Prudence dans l’expression
«C’est facile pour nous d’écrire sur la guerre, constate Francisca Dheve, bachelière. Moi, j’écris sur ces réfugiés qui se déplacent, qui ont quitté leur foyer, pour leur dire que, malgré la présence du M23, tout ira bien.» Jusqu’à quel point s’habitue-t-on à un conflit armé ? Peut-il devenir normal ? «On a appris à vivre avec, abonde Gauthier Barhebwa, bibliothécaire de 19 ans. On nous parle de la guerre depuis qu’on est tout petits.»
Est-ce une conséquence de la violence ? La plupart des jeunes slameurs affichent une certaine prudence dans leur expression. Par exemple, ils ne souhaitent pas s’aventurer sur le terrain politique «sans y réfléchir». Ils préfèrent «trouver la bonne formule, déguiser [leurs] propos». «Vivre dans une telle situation avec son art, c’est aussi une forme d’art», médite Onèsine Kalipi, étudiant en génie civil la journée, qui avoue «faire attention» à ce qu’il dit.
Prédation des ressources
Depuis mai 2021, Goma et sa province ont été placés sous état de siège. Dans une région convoitée pour ses matières premières abondantes, une centaine de groupes armés agissent suivant des motivations guidées, le plus souvent, par la prédation des ressources. Lors d’un débat diffusé lundi sur France 24, Patrick Muyaya, porte-parole du gouvernement congolais, a une nouvelle fois accusé le voisin rwandais de parrainer secrètement le M23, affirmant que Kigali a besoin d’un «paravent […] dans sa stratégie de pillage des ressources de l’Est de la RDC». La zone conquise par le M23 jusqu’à présent ne recèle pas de mines. Et le Rwanda, de son côté, nie obstinément tout soutien apporté aux rebelles.
Fazb Delamane dit regretter chaque jour cette malédiction d’être né sur cette terre si insolemment riche en minerais. Les slammeurs n’ont de cesse d’en dénoncer les conséquences. Le financement des combattants, la corruption généralisée, les affrontements récurrents, la violence partout, tout le temps…

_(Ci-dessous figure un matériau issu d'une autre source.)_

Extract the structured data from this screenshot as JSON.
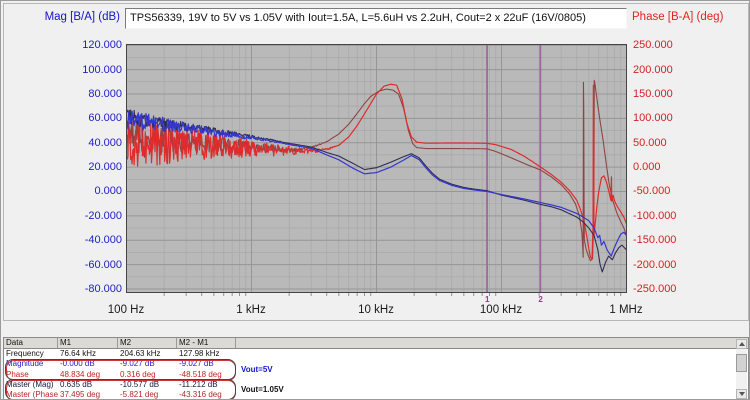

Dans ses textes, Gauthier a choisi «d’incarner l’histoire d’une fille violée à l’âge de 13 ans» dans un récit cru, aux détails explicites. «Ici, à Goma, le slam est une thérapie, remarque Osée Bugiriri, alias Osée Electra, 23 ans, l’un des fondateurs du collectif. L’un de nos programmes est d’ailleurs la slamothérapie, notamment pour les jeunes filles vulnérables.» Les violences sexuelles sont courantes au Nord-Kivu. Selon un rapport humanitaire publié par un collectif d’ONG mi-novembre, elles sont «exacerbées par la destruction ou le pillage de certaines installations sanitaires lors des attaques, et la fuite des travailleurs de santé dans plusieurs zones en raison de l’insécurité», notamment depuis la reprise des combats entre l’armée régulière et le M23. «Nous venons pour extérioriser toute la colère, dit Gauthier, le bibliothécaire. Pour paraître normaux, car nous aussi nous voulons vivre comme tout le monde.»